According to reports, Hamas did accept four truckloads of aid from the Palestinian Authority and two trucks sent by UNICEF Wednesday, but not the Israeli supplies.
"The supplies already entered Gaza. Despite the dire situation of the health system and the lack of medical supplies, Hamas has refused to receive the humanitarian aid and has instructed the local authorities to return them to Israel," an IDF spokesperson reported Wednesday, i24NEWS reported.
A six-week protest campaign dubbed the Great March of Return, began on March 30. According to Hamas, Palestinians are peacefully demanding their right to return to territories seized by Israel in 1948 and protesting what they describe as the ethnic cleansing of their former villages.
The ongoing Palestinian protests were aggravated by the official opening of the US Embassy in the contested city of Jerusalem on May 14, which led to deadly clashes in which Israeli forces killed more than 60 Palestinians and injured more than 2,400 in a single day with live weapons fire and tear gas fired from drones.
Since March 30, 104 Palestinians have been killed and more than 12,600 injured, according to the UN Office for the Coordination of Humanitarian Affairs. A single Israeli soldier has been injured during the same time period.
The protests preceded the date of Israeli independence, May 15, which Palestinians call "al-Nakba," or "the catastrophe."
According to the IDF, at least 24 of the Palestinians killed Monday were terrorists who were loyal to Hamas and Islamic Jihad, the Jerusalem Post reported. The Israeli army claimed that those killed were trying to plant explosives along the border fence.
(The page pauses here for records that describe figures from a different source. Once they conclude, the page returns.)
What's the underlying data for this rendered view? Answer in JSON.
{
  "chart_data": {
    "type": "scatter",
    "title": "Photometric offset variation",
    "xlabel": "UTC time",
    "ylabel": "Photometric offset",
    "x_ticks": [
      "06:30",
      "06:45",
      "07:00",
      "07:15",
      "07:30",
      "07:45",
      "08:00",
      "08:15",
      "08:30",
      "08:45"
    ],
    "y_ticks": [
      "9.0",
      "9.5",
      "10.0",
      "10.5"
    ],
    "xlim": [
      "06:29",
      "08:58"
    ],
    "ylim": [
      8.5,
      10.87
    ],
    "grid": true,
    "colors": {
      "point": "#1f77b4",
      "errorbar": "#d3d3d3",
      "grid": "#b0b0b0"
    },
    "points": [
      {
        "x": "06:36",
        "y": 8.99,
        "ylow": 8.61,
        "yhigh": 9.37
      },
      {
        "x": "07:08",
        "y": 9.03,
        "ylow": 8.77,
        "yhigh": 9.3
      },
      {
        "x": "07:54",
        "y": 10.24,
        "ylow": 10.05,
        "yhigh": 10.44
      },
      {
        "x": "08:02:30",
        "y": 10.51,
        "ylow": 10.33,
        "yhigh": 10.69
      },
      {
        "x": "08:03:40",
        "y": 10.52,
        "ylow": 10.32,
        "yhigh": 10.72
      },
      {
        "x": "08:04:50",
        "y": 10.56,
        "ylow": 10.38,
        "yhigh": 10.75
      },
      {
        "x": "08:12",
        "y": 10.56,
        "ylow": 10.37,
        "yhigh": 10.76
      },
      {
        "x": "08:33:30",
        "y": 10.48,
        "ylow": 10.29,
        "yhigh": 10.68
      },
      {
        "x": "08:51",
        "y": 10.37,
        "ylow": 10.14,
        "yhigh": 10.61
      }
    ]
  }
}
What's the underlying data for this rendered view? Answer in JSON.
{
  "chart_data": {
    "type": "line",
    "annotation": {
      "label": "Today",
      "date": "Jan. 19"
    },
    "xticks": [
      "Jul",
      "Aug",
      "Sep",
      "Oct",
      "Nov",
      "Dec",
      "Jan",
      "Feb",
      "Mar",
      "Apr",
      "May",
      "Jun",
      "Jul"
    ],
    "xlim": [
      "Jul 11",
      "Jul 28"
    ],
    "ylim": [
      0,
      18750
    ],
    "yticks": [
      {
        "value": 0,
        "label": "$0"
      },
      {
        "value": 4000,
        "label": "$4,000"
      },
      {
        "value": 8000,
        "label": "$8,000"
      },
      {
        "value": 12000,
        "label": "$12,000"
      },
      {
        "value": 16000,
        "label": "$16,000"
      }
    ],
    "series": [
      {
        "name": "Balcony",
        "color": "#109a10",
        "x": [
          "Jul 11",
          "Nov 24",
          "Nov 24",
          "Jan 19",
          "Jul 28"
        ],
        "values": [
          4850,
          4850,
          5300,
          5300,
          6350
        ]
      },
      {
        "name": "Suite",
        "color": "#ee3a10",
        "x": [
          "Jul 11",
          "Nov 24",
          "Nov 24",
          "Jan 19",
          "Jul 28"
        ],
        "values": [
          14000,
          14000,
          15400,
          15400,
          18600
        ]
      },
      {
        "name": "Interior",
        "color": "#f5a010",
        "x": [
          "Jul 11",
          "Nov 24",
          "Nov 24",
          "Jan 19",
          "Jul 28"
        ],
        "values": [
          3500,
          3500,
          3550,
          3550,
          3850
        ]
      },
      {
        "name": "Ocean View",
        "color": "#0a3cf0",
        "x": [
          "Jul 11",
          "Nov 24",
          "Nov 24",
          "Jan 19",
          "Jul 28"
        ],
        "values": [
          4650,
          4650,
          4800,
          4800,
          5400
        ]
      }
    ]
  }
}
On Tuesday, Turkish President Recep Tayyip Erdogan said that Ankara had decided to recall its ambassadors in Washington and Tel Aviv for consultations in connection with Israel's actions in the Gaza Strip. The president also called Israel a terrorist state and said its actions toward the Palestinians were an act of genocide. South Africa, too, recalled its ambassador to Israel over the carnage in Gaza.
Trump recognized Jerusalem as Israel's capital in December 2017. That same month, a UN resolution requiring countries not to establish diplomatic missions in the contested city, which many Palestinians hope will one day be the capital of a Palestinian state, gained the support of 128 countries including Russia, China and most of the US' European allies. Washington went ahead with its decision anyway, moving the embassy from Tel Aviv to the site of its small consulate building in East Jerusalem earlier this week. Speaking at the embassy transfer ceremony on Monday, Prime Minister Benjamin Netanyahu called the move "historic."